Weihnachtszeit Ostfriesin erinnert sich zwischen Gokart und Keksen
In unserer Serie „Früher war mehr Lametta“ erinnert sich Melina Gatzka-Gröttrup an Apfel-Zimt-Duft, Gokart-Fahrten und besondere Weihnachtsrituale – und erzählt, wie sie heute feiert.
Landkreis Leer - Der Duft nach Apfel und Zimt: „Das ist einfach Weihnachten pur“, sagt Melina Gatzka-Gröttrup. Weihnachten bedeutet für sie ein idyllisches, gemütliches Fest mit dem Gefühl, dass einfach alles da ist, was man braucht. „Meine Eltern haben sich jedes Jahr so viel Mühe gegeben“, erinnert sie sich mit einem Lächeln. Die Adventszeit war für sie schon als Kind eine ganz besondere Zeit. In unserer Serie „Früher war mehr Lametta“ öffnen bekannte Personen aus dem Kreis Leer ihr persönliches Weihnachtsalbum – und erzählen von Momenten, die sie bis heute begleiten.
Heute leitet Melina Gatzka-Gröttrup das Café Kuchenliebe in Bingum, das sie seit 2019 führt. Hier verziert sie nicht nur Kuchen und Torten, sondern gibt auch regelmäßig Workshops, in denen sie ihre Leidenschaft fürs Backen weitergibt. Ihre Kreativität und ihre Liebe zum Detail teilt die 36-Jährige mit einer großen Community auf Instagram und Tiktok.

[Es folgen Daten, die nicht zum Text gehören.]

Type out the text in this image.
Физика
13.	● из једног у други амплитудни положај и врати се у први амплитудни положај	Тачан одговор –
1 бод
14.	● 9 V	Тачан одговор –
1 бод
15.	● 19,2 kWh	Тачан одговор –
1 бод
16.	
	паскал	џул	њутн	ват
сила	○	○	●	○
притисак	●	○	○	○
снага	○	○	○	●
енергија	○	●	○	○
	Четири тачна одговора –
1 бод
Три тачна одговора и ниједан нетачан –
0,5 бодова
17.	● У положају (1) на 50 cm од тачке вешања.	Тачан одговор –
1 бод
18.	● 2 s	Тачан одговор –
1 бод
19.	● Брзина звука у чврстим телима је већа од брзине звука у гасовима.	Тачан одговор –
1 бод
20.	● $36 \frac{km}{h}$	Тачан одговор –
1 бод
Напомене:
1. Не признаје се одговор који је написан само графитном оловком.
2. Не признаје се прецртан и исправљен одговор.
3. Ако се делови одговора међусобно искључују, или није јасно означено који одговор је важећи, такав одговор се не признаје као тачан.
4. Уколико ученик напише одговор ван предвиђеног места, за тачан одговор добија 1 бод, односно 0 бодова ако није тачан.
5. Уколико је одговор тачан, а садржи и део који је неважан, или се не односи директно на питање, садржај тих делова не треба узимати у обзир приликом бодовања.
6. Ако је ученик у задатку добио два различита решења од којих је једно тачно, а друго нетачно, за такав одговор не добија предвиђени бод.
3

Geburtstagsfrühstück und Bescherung
Der Heiligabend begann bei der Familie von Gatzka-Gröttrup schon am Morgen festlich – und zwar mit einem Geburtstagsfrühstück bei der Tante. Sie hatte an Heiligabend Geburtstag, und die ganze Familie kam dort zum Frühstück zusammen. Nach dem Frühstück ging es zurück nach Hause. Dort wartete schon der festlich geschmückte Weihnachtsbaum. „Meine Mutter wollte immer möglichst lange etwas davon haben“, erinnert sich Melina Gatzka-Gröttrup. Deswegen wurde der Weihnachtsbaum in ihrer Familie immer recht früh aufgestellt. Geschmückt wurde er mit goldfarbenen Kugeln und kleinen Holzsternchen.
Plätzchen gehörten in der Weihnachtszeit einfach dazu. „Wir haben jedes Jahr zusammen Kekse gebacken, das war ein Muss“, sagt Gatzka-Gröttrup. Die Kinder durften meistens ein kleines Dessert zubereiten – etwas Schnelles, das Spaß machte. Der Geruch von Apfel und Zimt, der dabei durch das Haus zog, ist für Melina bis heute untrennbar mit Weihnachten verbunden.
Den ganzen Abend Gokart gefahren
Am Heiligabend gab es dann das festliche Weihnachtsessen. Und danach kam endlich die Bescherung. Doch bevor die Geschenke ausgepackt werden durften, mussten die Kinder noch Gedichte aufsagen. „Aber ich glaube, mein Vater wollte uns damit eher ein bisschen ärgern.“ Das gehörte einfach dazu und sorgte jedes Jahr für ein bisschen Aufregung und viele Lacher.
Ein Geschenk, das Melina Gatzka-Gröttrup nie vergessen wird, war ein Gokart. „Damit bin ich den ganzen Abend hin- und hergefahren. Das war schon richtig cool!“, sagt sie und lacht. Doch Weihnachten war nicht nur der Heiligabend. Am ersten Weihnachtstag ging es gleich weiter mit der Familie. Ein weiteres Highlight der Weihnachtszeit war für Melina der Besuch des Krippenspiels auf dem Vosseberg. Mit ihrem Vater ist sie immer dorthin gegangen. Es gab lebendige Tiere, was für die Kinder jedes Mal ein besonderes Erlebnis war.
Weihnachten mit Familie genießen
Heute, mit eigenem Kind, genießt Melina Gatzka-Gröttrup die Weihnachtszeit auf eine neue Art. Ihr Sohn hat das Keksebacken auch sehr genossen. Gerade nach der geschäftigen Adventszeit gönnt sich Melina ganz bewusst eine kleine Weihnachtspause – um Zeit mit ihrer Familie zu verbringen. Denn das ist für sie der wahre Zauber dieser Tage: gemeinsam zur Ruhe kommen, alte Rituale weitergeben und neue Erinnerungen schaffen.